弘仁4年(813)夏4月甲辰(きのえたつ)、皇太弟(註・次の第53代・淳和(じゅんな)天皇)が南池に幸(みゆき)されて、文人に命じて詩(漢詩)を詠ませられました。嵯峨天皇は、その漢詩にお答えになり、御製を詠われました。

時鳥の鳴く聲を聞くと、和歌の作者である皇太弟の貴方と私が、永遠に一緒であると歌っているように聞こえます。


[感想]

昨日の御製は、御兄君の第51代・平城天皇にフジバカマを奉った時の御製で、今日の御製は、御弟君(皇太弟)、後の第53代・淳和天皇に、時鳥に託して、御弟君と共に皇室を永遠に支えたいとの御製だと拝察申し上げます。

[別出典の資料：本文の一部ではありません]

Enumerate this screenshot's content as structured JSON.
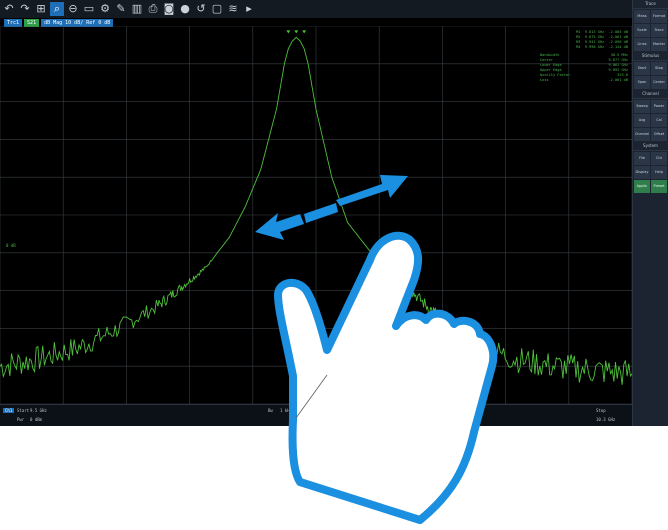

しかし、仲睦まじい御製を交わした御兄君、第51代・平城天皇が、御退位後に平城天皇の譲位に反対していた仲成・薬子兄妹の強い要請を容れ、嵯峨天皇にかわって政権の掌握を図るという事件が起こりました。これを「薬子の変」と申します。薬子の変では、嵯峨天皇に機先を制せられて、平城上皇は政権掌握に失敗されて剃髪して仏門に入ります。その後も、平城上皇は、特に罰を受けることなく、上皇相応の待遇を受けられたとのことです。

この「薬子の変」により、嵯峨天皇の皇太子とされていた、平城上皇の御子様である高岳(たかおか)親王は皇太子を廃されてしまい、出家されます。高岳親王に代わって、嵯峨天皇の異母弟、大伴(おおとも)親王(後の淳和天皇)が皇太弟になられました。

そういう複雑な背景の中で、皇室の弥栄の深い祈りを込められた御製であるかと、拝察申し上げます。


嵯峨天皇は、御自ら般若心経を写経されたとのことです。天皇自筆の文書のことを宸翰と言いますが、宸筆(しんぴつ)、親翰(しんかん)ともいうそうです。

宸翰をWikipediaで調べますと、歴代天皇の書では、国宝に指定されている御宸翰がたくさんあります。

お恥ずかしながら今まで意識したことがありませんでしたが、歴代の天皇が多くの書の作品を残して来られたことは、私には新鮮な驚きです。

いつぞや、東京国立博物館で国宝になっている嵯峨天皇の御宸翰を拝見したと思いますが、機会がありましたら、また拝見したいと思います。


嵯峨天皇のお子様は系図などによれば49名の皇子皇女がいらしたと言われます。そのため多数に姓を賜り臣籍降下させました。その子孫が嵯峨源氏とのことです。49名の皇子皇女とは、現代では想像もできないことですね。

☆☆☆

“皇子皇女が多数おり[11]、その生活費も財政圧迫の原因となった。そこで皇族の整理を行い、多数に姓を賜り臣籍降下させた(源氏の成立)。嵯峨天皇の子で源姓を賜ったものとその子孫を嵯峨源氏という。河原左大臣源融は嵯峨天皇の皇子の一人。”
(「嵯峨天皇 Wikipedia 
https://ja.wikipedia.org/wiki/%E5%B5%AF%E5%B3%A8%E5%A4%A9%E7%9A%87

☆☆☆


今日も読んでいただき有難うございました。
今日が皆様にとって心豊かな一日でありますようお祈り申し上げます。